With all the buzz about MRSA (methicillin-resistant Staphylococcus aureus), it's easy to forget there really are two MRSA epidemics going on at the same time.
By far the largest epidemic is going on inside hospitals and other health care facilities. The staph bug causing these infections resists treatment with a broad range of antibiotics. Because it attacks so many people with weakened immune systems, hospital-acquired MRSA accounts for the vast majority of fatal MRSA infections.

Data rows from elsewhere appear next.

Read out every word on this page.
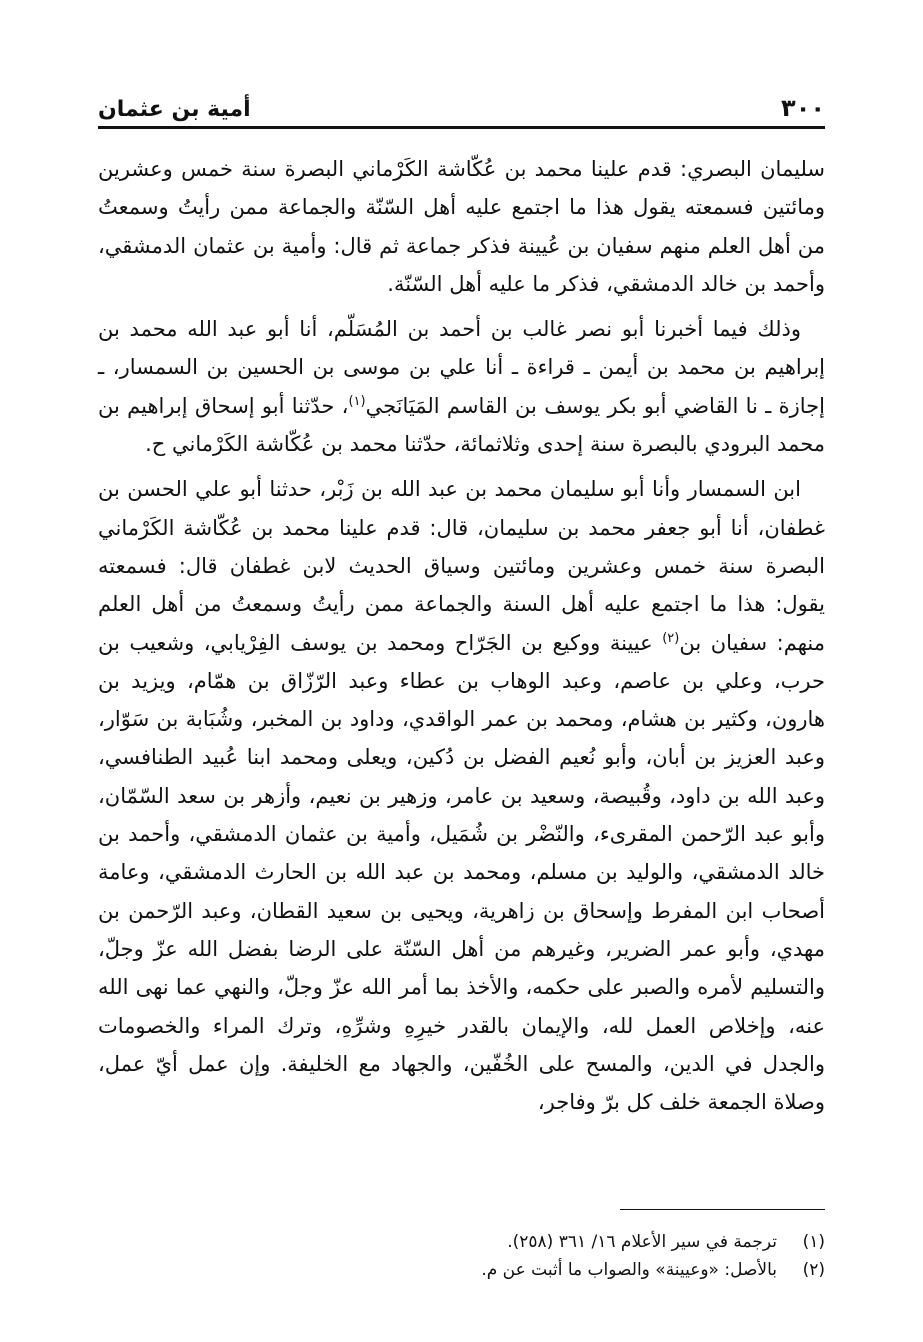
٣٠٠
أمية بن عثمان

سليمان البصري: قدم علينا محمد بن عُكّاشة الكَرْماني البصرة سنة خمس وعشرين ومائتين فسمعته يقول هذا ما اجتمع عليه أهل السّنّة والجماعة ممن رأيتُ وسمعتُ من أهل العلم منهم سفيان بن عُيينة فذكر جماعة ثم قال: وأمية بن عثمان الدمشقي، وأحمد بن خالد الدمشقي، فذكر ما عليه أهل السّنّة.

وذلك فيما أخبرنا أبو نصر غالب بن أحمد بن المُسَلّم، أنا أبو عبد الله محمد بن إبراهيم بن محمد بن أيمن ـ قراءة ـ أنا علي بن موسى بن الحسين بن السمسار، ـ إجازة ـ نا القاضي أبو بكر يوسف بن القاسم المَيَانَجي$^{(١)}$، حدّثنا أبو إسحاق إبراهيم بن محمد البرودي بالبصرة سنة إحدى وثلاثمائة، حدّثنا محمد بن عُكّاشة الكَرْماني ح.

ابن السمسار وأنا أبو سليمان محمد بن عبد الله بن زَبْر، حدثنا أبو علي الحسن بن غطفان، أنا أبو جعفر محمد بن سليمان، قال: قدم علينا محمد بن عُكّاشة الكَرْماني البصرة سنة خمس وعشرين ومائتين وسياق الحديث لابن غطفان قال: فسمعته يقول: هذا ما اجتمع عليه أهل السنة والجماعة ممن رأيتُ وسمعتُ من أهل العلم منهم: سفيان بن$^{(٢)}$ عيينة ووكيع بن الجَرّاح ومحمد بن يوسف الفِرْيابي، وشعيب بن حرب، وعلي بن عاصم، وعبد الوهاب بن عطاء وعبد الرّزّاق بن همّام، ويزيد بن هارون، وكثير بن هشام، ومحمد بن عمر الواقدي، وداود بن المخبر، وشُبَابة بن سَوّار، وعبد العزيز بن أبان، وأبو نُعيم الفضل بن دُكين، ويعلى ومحمد ابنا عُبيد الطنافسي، وعبد الله بن داود، وقُبيصة، وسعيد بن عامر، وزهير بن نعيم، وأزهر بن سعد السّمّان، وأبو عبد الرّحمن المقرىء، والنّضْر بن شُمَيل، وأمية بن عثمان الدمشقي، وأحمد بن خالد الدمشقي، والوليد بن مسلم، ومحمد بن عبد الله بن الحارث الدمشقي، وعامة أصحاب ابن المفرط وإسحاق بن زاهرية، ويحيى بن سعيد القطان، وعبد الرّحمن بن مهدي، وأبو عمر الضرير، وغيرهم من أهل السّنّة على الرضا بفضل الله عزّ وجلّ، والتسليم لأمره والصبر على حكمه، والأخذ بما أمر الله عزّ وجلّ، والنهي عما نهى الله عنه، وإخلاص العمل لله، والإيمان بالقدر خيرِهِ وشرِّهِ، وترك المراء والخصومات والجدل في الدين، والمسح على الخُفّين، والجهاد مع الخليفة. وإن عمل أيّ عمل، وصلاة الجمعة خلف كل برّ وفاجر،

(١)
ترجمة في سير الأعلام ١٦/ ٣٦١ (٢٥٨).
(٢)
بالأصل: «وعيينة» والصواب ما أثبت عن م.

But another, unrelated strain of MRSA is circulating in communities across the U.S. This strain is resistant to first-lineantibiotics.
News that MRSA is now killing at least 19,000 Americans each year has focused public attention on community-acquired MRSA. Where does it lurk? WebMD asked epidemiologist Jeff Hageman, one of the scientists tracking MRSA at the CDC.
"We see outbreaks in settings where there is crowding, a lot of skin contact, and, often, a lack of good hygiene," Hageman tells WebMD.